A review by lightfoxing
Compass by Mathias Énard

5.0

Compass is a masterpiece. At once sweeping and small, two and a half decades and the entire Middle East explored in the length of a single insomniatic night in a small apartment in Vienna. Franz is at once fragile, endearing, and grotesque, his unrequited love for Sarah rendering him easy to relate to, invoking feelings of compassion and pity in the reader for a man who seems more like a baby bird, but also a sense of frustration at his impotence, his inability to carry on with his life.
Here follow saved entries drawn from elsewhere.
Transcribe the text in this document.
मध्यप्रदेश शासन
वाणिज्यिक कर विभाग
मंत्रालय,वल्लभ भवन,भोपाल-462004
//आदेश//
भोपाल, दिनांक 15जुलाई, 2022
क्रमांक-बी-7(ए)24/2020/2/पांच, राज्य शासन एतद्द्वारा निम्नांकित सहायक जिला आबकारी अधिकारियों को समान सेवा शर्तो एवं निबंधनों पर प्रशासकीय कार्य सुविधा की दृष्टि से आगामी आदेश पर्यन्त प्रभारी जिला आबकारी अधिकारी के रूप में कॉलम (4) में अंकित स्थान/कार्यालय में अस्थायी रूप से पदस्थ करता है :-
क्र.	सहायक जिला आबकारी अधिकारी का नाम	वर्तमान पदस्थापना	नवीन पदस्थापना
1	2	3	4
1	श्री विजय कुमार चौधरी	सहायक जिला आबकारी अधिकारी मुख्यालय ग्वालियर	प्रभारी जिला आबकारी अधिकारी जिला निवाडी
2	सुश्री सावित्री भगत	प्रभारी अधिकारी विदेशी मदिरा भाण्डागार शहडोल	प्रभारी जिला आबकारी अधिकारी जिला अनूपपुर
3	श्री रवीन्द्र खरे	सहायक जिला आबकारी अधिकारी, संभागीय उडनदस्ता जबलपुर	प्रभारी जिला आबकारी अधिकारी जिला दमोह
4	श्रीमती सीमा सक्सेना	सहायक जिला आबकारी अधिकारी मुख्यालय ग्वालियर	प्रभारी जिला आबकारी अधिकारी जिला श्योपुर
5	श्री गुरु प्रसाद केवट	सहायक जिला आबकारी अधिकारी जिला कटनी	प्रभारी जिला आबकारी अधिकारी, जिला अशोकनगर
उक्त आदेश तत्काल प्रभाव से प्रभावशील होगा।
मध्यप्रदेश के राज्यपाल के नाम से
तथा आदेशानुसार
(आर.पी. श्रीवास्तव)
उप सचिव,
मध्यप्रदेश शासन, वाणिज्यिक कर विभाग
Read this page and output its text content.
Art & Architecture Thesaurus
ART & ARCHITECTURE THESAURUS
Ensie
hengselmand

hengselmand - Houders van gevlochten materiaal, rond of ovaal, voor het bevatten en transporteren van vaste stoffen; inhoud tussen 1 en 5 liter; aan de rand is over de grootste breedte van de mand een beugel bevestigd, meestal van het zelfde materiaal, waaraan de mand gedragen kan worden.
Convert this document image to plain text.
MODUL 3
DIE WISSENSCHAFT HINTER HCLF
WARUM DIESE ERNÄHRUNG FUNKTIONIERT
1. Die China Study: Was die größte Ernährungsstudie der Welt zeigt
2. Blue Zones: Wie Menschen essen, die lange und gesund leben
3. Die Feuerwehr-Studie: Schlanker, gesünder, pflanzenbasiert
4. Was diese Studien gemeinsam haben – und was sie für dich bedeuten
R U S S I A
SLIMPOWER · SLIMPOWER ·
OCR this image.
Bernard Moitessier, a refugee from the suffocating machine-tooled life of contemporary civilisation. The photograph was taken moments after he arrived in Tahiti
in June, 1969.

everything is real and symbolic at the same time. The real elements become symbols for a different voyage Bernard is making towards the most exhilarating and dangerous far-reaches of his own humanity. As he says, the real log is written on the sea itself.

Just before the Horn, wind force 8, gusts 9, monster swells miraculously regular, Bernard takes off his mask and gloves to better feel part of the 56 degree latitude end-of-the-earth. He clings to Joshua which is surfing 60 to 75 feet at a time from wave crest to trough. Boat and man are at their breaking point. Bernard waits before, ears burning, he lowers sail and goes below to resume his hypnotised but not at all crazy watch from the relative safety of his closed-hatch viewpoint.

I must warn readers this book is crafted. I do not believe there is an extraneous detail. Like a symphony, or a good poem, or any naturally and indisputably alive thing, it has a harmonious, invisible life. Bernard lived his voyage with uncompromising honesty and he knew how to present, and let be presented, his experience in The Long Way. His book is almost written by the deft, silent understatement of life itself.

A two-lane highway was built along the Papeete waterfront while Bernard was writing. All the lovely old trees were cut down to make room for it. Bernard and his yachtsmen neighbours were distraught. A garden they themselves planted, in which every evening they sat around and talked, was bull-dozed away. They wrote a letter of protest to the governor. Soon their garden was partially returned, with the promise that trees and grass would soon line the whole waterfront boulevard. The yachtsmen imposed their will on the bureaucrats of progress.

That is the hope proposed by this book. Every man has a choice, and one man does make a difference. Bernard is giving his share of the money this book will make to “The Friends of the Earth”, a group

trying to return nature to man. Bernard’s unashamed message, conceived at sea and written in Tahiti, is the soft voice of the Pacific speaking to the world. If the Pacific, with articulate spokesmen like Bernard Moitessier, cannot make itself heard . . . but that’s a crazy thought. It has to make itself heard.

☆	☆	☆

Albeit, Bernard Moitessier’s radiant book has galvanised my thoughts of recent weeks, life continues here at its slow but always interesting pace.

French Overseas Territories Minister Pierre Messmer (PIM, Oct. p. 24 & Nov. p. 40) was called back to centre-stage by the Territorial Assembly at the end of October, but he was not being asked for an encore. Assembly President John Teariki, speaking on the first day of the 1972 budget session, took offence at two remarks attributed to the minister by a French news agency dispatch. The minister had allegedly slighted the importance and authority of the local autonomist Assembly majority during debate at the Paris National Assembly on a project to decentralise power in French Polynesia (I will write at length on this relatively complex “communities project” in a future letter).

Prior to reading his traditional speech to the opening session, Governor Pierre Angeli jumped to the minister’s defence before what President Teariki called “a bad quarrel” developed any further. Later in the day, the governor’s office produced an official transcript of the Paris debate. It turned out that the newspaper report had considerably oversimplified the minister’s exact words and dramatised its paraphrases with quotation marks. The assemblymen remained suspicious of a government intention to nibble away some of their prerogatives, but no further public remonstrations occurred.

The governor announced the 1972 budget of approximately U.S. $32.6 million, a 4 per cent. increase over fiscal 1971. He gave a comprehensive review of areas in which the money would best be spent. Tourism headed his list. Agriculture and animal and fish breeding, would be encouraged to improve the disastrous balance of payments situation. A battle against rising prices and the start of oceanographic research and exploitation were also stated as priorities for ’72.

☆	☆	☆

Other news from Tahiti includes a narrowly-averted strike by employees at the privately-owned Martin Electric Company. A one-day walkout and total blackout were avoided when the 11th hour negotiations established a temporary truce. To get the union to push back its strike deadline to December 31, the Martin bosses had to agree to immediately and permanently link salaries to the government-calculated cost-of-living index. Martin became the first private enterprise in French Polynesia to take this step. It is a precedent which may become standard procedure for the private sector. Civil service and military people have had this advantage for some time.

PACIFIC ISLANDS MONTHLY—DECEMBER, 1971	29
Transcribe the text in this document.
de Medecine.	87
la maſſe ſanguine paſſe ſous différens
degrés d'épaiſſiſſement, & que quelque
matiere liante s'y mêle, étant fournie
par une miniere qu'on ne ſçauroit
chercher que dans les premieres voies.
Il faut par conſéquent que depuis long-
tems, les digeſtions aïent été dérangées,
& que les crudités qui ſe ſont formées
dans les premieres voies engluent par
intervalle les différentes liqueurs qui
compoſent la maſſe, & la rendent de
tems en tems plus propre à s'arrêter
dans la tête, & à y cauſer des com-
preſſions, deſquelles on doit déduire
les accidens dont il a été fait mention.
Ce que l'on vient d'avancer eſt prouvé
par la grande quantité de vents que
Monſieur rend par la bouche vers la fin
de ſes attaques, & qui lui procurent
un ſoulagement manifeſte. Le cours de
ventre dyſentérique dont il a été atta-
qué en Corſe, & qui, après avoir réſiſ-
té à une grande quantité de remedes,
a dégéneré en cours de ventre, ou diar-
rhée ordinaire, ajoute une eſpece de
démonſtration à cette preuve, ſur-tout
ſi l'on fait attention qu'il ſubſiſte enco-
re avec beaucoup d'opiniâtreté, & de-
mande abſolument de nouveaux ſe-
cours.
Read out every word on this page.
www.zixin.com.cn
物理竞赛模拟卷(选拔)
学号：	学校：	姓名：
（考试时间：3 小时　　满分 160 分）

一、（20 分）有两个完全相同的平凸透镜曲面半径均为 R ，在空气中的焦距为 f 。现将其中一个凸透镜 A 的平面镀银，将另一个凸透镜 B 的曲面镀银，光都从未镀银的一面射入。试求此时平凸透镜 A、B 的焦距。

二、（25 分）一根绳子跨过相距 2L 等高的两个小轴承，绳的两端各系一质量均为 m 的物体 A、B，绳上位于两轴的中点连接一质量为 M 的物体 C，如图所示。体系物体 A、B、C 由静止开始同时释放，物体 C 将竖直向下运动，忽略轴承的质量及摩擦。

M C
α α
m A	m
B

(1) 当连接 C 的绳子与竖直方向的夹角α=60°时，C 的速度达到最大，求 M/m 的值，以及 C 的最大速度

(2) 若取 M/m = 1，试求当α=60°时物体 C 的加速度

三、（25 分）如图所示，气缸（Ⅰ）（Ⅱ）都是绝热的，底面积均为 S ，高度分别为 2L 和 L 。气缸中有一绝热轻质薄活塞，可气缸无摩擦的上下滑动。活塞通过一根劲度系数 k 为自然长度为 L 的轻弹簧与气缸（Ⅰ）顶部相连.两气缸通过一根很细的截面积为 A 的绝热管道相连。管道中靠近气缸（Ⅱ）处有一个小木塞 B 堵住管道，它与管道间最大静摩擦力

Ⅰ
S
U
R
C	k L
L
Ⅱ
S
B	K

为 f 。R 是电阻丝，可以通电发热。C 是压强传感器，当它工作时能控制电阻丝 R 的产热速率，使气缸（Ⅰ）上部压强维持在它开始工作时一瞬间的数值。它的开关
Enard weaves in throughout the entire novel, throughout the entire exploration of Franz's feelings for Sarah, for his career, the stories of the Orientalists of the 19th and 20th centuries, relating impressive amounts of information without ever venturing into the didactic, ushering us through years of and dozens of men and women who tread the field before Sarah and Franz, breathing life into them in short bursts without ever distracting from the two who reside at the heart of the book. We learn to love Sarah, and be frustrated by her, just as Franz does, and love the Middle East through both of them. While on the surface Compass relates the love of Franz for Sarah, at its core, it is a love letter to the Middle East, expressing with delicacy and tenderness the beauty found there. Heartbreaking, beautiful, and hopeful, with glorious prose and expertly sketched characters - if Compass doesn't win the Man Booker International, it will be a tragedy.